I grew up in Houston, Texas, and there were many programs and activities for blind children during the summer and on weekends. My parents often drove 20 or 30 miles to take me to these activities, and often they picked up other children whose parents would not drive or in some cases didn't even own cars. Many of the children had additional disabilities, and often the parents were very uneducated and didn't know much about blindness except that their children needed caregiving.
When I was a teenager, I began speaking at parent meetings, and this was the first time I had much opportunity to meet many parents. My own parents rarely took useful information away from the meetings because so many of the other parents had young children or children with severe physical and cognitive disabilities. The remaining parents were so poor that the physical state of poverty kept their children from achieving or participating in community activities as I did.

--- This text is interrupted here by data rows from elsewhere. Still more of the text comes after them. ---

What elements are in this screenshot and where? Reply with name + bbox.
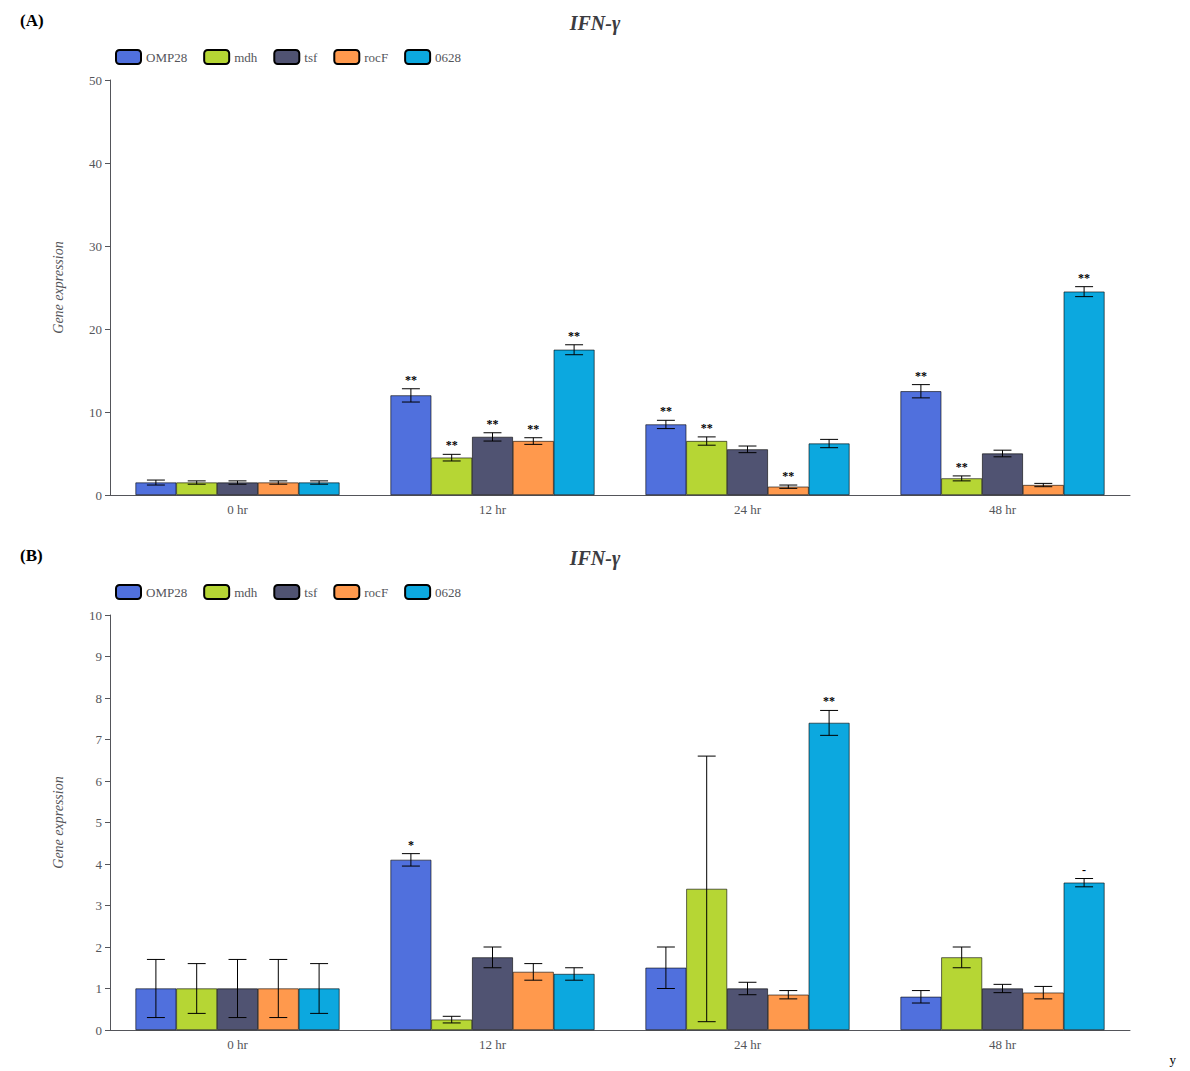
svg-text:tsf: tsf xyxy=(304,585,318,600)
svg-text:mdh: mdh xyxy=(234,50,258,65)
svg-text:**: ** xyxy=(660,404,672,418)
svg-text:0: 0 xyxy=(96,1023,103,1038)
svg-text:**: ** xyxy=(487,417,499,431)
svg-text:(B): (B) xyxy=(20,546,43,565)
svg-text:Gene expression: Gene expression xyxy=(51,776,66,868)
svg-text:24 hr: 24 hr xyxy=(734,502,762,517)
svg-text:y: y xyxy=(1170,1052,1177,1067)
svg-text:IFN-γ: IFN-γ xyxy=(569,547,621,570)
svg-text:0628: 0628 xyxy=(435,50,461,65)
svg-text:tsf: tsf xyxy=(304,50,318,65)
svg-text:**: ** xyxy=(782,469,794,483)
svg-text:10: 10 xyxy=(89,405,102,420)
svg-text:**: ** xyxy=(527,422,539,436)
svg-text:OMP28: OMP28 xyxy=(146,50,187,65)
svg-text:8: 8 xyxy=(96,691,103,706)
svg-text:4: 4 xyxy=(96,857,103,872)
svg-text:40: 40 xyxy=(89,156,102,171)
svg-text:**: ** xyxy=(568,329,580,343)
svg-text:9: 9 xyxy=(96,649,103,664)
svg-text:*: * xyxy=(408,838,414,852)
svg-text:(A): (A) xyxy=(20,11,44,30)
svg-text:12 hr: 12 hr xyxy=(479,1037,507,1052)
svg-text:**: ** xyxy=(405,373,417,387)
svg-text:24 hr: 24 hr xyxy=(734,1037,762,1052)
svg-text:-: - xyxy=(1082,863,1086,877)
svg-text:rocF: rocF xyxy=(364,585,388,600)
svg-text:0628: 0628 xyxy=(435,585,461,600)
svg-text:Gene expression: Gene expression xyxy=(51,241,66,333)
svg-text:0: 0 xyxy=(96,488,103,503)
svg-text:30: 30 xyxy=(89,239,102,254)
svg-text:**: ** xyxy=(1078,271,1090,285)
svg-text:0 hr: 0 hr xyxy=(227,502,248,517)
svg-text:0 hr: 0 hr xyxy=(227,1037,248,1052)
svg-text:rocF: rocF xyxy=(364,50,388,65)
svg-text:20: 20 xyxy=(89,322,102,337)
svg-text:**: ** xyxy=(823,694,835,708)
svg-text:7: 7 xyxy=(96,732,103,747)
svg-text:3: 3 xyxy=(96,898,103,913)
svg-text:1: 1 xyxy=(96,981,103,996)
svg-text:6: 6 xyxy=(96,774,103,789)
svg-text:48 hr: 48 hr xyxy=(989,502,1017,517)
svg-text:2: 2 xyxy=(96,940,103,955)
svg-text:OMP28: OMP28 xyxy=(146,585,187,600)
svg-text:**: ** xyxy=(446,438,458,452)
svg-text:**: ** xyxy=(915,369,927,383)
svg-text:mdh: mdh xyxy=(234,585,258,600)
svg-text:48 hr: 48 hr xyxy=(989,1037,1017,1052)
svg-text:50: 50 xyxy=(89,73,102,88)
svg-text:10: 10 xyxy=(89,608,102,623)
svg-text:12 hr: 12 hr xyxy=(479,502,507,517)
svg-text:5: 5 xyxy=(96,815,103,830)
svg-text:**: ** xyxy=(956,460,968,474)
svg-text:**: ** xyxy=(701,421,713,435)
svg-text:IFN-γ: IFN-γ xyxy=(569,12,621,35)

These memories came flooding back to me as I interacted with one of the parents at the conference. Her baby is not quite two years old, but she is active and the family has high expectations for her. Teresa looks at blind adults and thinks, "What can I do to enable Cianna to succeed like that." Most other families look at blind adults and think, "Where can I send my child so he can learn to be like that." When the parents shared their stories at dinner, I heard a very common theme: "I moved here from Juarez to get help for my child." Often the theme was followed up by another theme: "Sending my child to Austin (600 miles away) is the best thing I've ever done." I felt like I was looking at a room full of people shrouded in darkness with one flickering light. I wanted to nurture that flickering light, but I also wanted to go to the darkness and say to those families, "You have the ability to change your child's life right here in El Paso!"
Jesus and his disciples once encountered a man who had been born blind, and the disciples started grappling with the question of why he had been born blind. Jesus answered them, "It was so that the work of God could be made manifest in him." We tend to move on to the next portion and key in on the fact that the man was healed. "God, just heal me, and I'll be all right and have plenty of faith." Sometimes He does this, but sometimge He doesn't. "My grace is sufficient for you, for my power is made perfect in weakness." Suffering produces perseverance, perseverance character, and character hope. Not only in me, but also in others.
My blindness is not just a physical limitation. It has caused me to experience poverty, and that experience of poverty has helped me to understand people who live in poverty and also to act in ways that they can relate to. Have you ever spoken to a millionaire and had him say he can understand your financial troubles? Would you believe him? I wouldn't. I am even intimidated by people who live a "middle class" lifestyle. If I want to minister to people who are poor, it helps for me to have experienced poverty. It changes the way I relate to them. It enables me to make them comfortable and give them hope right where they are.
This is the model that Jesus gave us. He came into the world as one of us, grew up just as we did, experienced all of the normal pains of childhood, adolescence, and young adulthood. He learned to relate to "the locals" in ways that were meaningful and appropriate to their needs. He knew his status as equal with God, but he did not hold on to it or use it as leverage or as a way to influence the people. (Phil. 2:5-8 and Heb. 2:16-17)
We are each given a great commission, and Jesus is our model. How dare I go to someone and spend my time there thinking about my comfy hotel room or my home back in America? How powerful it is when I become one of them! And I don't have to shed my weaknesses to approach people of status. "Don't let anyone look down on you because you are young, but set an example for the believers in speech, in life, in love, in faith and in purity." (1 Tim 4:12) How about, "Don't let anyone despise you because you are poor..." Do you know that God has chosen the weak things of the world to challenge the strong? (1 Cor 1:27-29)
My weaknesses point to areas of my life where God wants to clothe me with His strength and power! What are my weaknesses? I must put on my shoes, experience the freedom of truth in those areas, and I must go!